After the war, a United States Recovery Team was sent to the Barrio of Piis in the Philippine Islands to recover remains on July 5, 1945. The local residents claimed that the remains of two Americans were still inside an American tank which had been destroyed during a tank battle in December 1941. The Filipinos took the Americans to the rice paddy where the tank was and remains of one man were found in the tank driver’s side of the tank, while the remains of another man were found in the assistant tank driver’s position. The residents stated that they did not bury the soldiers but filled the tank with dirt.

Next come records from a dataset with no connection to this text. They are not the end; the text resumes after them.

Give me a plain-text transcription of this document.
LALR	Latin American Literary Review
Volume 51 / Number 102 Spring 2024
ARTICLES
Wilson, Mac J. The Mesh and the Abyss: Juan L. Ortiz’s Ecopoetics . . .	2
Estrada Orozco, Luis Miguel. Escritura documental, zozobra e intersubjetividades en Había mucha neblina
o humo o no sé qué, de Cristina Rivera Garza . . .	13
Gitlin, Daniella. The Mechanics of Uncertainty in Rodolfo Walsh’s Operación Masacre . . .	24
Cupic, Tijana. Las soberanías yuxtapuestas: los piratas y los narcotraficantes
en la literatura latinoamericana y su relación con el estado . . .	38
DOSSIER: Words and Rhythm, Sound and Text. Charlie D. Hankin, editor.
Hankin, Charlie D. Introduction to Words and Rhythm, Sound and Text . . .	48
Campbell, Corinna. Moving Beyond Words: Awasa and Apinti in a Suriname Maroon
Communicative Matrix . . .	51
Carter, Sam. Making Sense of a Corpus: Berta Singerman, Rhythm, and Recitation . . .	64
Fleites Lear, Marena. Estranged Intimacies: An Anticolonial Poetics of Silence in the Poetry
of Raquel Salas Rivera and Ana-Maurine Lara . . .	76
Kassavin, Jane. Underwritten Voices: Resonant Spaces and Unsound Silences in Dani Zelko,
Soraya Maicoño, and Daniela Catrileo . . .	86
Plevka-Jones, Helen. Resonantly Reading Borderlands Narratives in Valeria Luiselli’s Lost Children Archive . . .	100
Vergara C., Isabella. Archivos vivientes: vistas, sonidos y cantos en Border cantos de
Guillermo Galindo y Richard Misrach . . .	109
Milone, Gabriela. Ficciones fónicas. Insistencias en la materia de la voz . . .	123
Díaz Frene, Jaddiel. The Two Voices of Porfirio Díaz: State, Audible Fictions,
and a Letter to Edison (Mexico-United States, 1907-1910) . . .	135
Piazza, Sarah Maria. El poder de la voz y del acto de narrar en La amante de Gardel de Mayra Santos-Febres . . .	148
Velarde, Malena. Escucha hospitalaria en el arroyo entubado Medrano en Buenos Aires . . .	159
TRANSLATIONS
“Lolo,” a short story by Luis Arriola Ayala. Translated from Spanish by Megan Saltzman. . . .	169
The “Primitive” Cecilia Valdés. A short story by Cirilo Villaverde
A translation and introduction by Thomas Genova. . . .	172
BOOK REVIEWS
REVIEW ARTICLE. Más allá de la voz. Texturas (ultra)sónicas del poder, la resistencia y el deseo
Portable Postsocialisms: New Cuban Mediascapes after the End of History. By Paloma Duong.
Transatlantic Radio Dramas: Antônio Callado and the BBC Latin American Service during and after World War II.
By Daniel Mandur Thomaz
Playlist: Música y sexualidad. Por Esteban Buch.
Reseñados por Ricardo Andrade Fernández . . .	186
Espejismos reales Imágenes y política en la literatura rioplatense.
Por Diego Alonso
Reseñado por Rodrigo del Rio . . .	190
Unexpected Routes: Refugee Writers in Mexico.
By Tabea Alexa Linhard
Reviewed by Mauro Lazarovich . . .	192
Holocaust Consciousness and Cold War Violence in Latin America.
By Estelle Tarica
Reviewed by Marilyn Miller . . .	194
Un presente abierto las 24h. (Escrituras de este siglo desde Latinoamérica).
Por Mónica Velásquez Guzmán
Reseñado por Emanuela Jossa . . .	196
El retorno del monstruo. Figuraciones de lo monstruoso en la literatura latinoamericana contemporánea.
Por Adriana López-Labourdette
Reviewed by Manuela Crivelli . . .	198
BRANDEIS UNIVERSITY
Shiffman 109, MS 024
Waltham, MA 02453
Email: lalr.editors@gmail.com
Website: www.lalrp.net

The remains of both men were recovered and buried at Batangas as Unknowns X-7 and X-8.
The remains of one soldier were exhumed from Plot: 1, Row: 11, Grave: 323 and reburied in Plot: 4, Row: 8, Grave: 999 as Unknown X-3677 at Manila #2 on August 13, 1947. He was designated as Unknown X-4702 when the remains were moved to the new American Cemetery at Manila.
The Filipinos also explained the remains of the other tank crew members were outside of the tank and dragged away by dogs. In addition, the tank number FXN-314 was identified.
Since his final resting place is unknown, T/4 Robert G. Bales’ name appears on the Tablets of the Missing at the American Military Cemetery at Manila.